Her feet, this time hurrying across the park, past the dog walkers still yawning and the intrepid joggers padding past, striding up Queensway, past the glassy blank stares of people lining up for buses, the dull boredom of their days only beginning, up the street and around the corner, keys in hand, up the silent padded staircase, and into the flat.

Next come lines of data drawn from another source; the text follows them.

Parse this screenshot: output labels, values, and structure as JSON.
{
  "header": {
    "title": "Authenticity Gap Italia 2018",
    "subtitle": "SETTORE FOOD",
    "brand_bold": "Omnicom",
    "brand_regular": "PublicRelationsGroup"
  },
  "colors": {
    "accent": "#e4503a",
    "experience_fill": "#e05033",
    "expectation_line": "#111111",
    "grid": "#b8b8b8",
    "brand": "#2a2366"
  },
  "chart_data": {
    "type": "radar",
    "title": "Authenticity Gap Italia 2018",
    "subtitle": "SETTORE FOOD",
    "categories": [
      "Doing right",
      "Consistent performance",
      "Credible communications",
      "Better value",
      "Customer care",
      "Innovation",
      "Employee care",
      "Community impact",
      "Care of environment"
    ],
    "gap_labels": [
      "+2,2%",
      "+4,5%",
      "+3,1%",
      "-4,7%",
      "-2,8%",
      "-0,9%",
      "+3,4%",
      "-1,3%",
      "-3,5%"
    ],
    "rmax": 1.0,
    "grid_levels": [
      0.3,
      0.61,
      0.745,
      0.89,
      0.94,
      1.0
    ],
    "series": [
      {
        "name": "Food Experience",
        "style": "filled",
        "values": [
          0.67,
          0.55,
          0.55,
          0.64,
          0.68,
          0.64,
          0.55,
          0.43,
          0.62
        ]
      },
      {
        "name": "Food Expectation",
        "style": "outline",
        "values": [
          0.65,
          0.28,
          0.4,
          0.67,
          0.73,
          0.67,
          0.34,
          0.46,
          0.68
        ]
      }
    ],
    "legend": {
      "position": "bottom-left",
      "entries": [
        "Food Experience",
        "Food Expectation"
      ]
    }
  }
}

She has never been here so early in the morning, so hushed and dark, muted by the thick carpeting and the drawn drapes, she has never been here alone, without Nick waiting, sprawled on the bed, his eagerness tampered by the idle speculation of how late she will be, because she always is, only her feet acknowledging what her mind will not, knowing he is there, the guilty awareness that this must soon end seeping out of her pores and growing on her like a weight, a silent, scolding accomplice warning her to stop, warning her that he feeds delirious on her wavering fears, wearing her down, each time inching a little deeper till she can fight him off no longer, and that is when he knows he has her.
She shakes the worries out of her head, opens the drapes to the dull gray outside, yanks off her boots, pulls one of the chairs aside, and begins to sketch. She is drawing the room, this gilded dungeon, the peonies fresh in their vase, the curved legs of the table, the heaps of pillows, the trunk at her feet, the empty expectancy an unseen creature she can feel, pressing in on her, glancing over her shoulder, curious.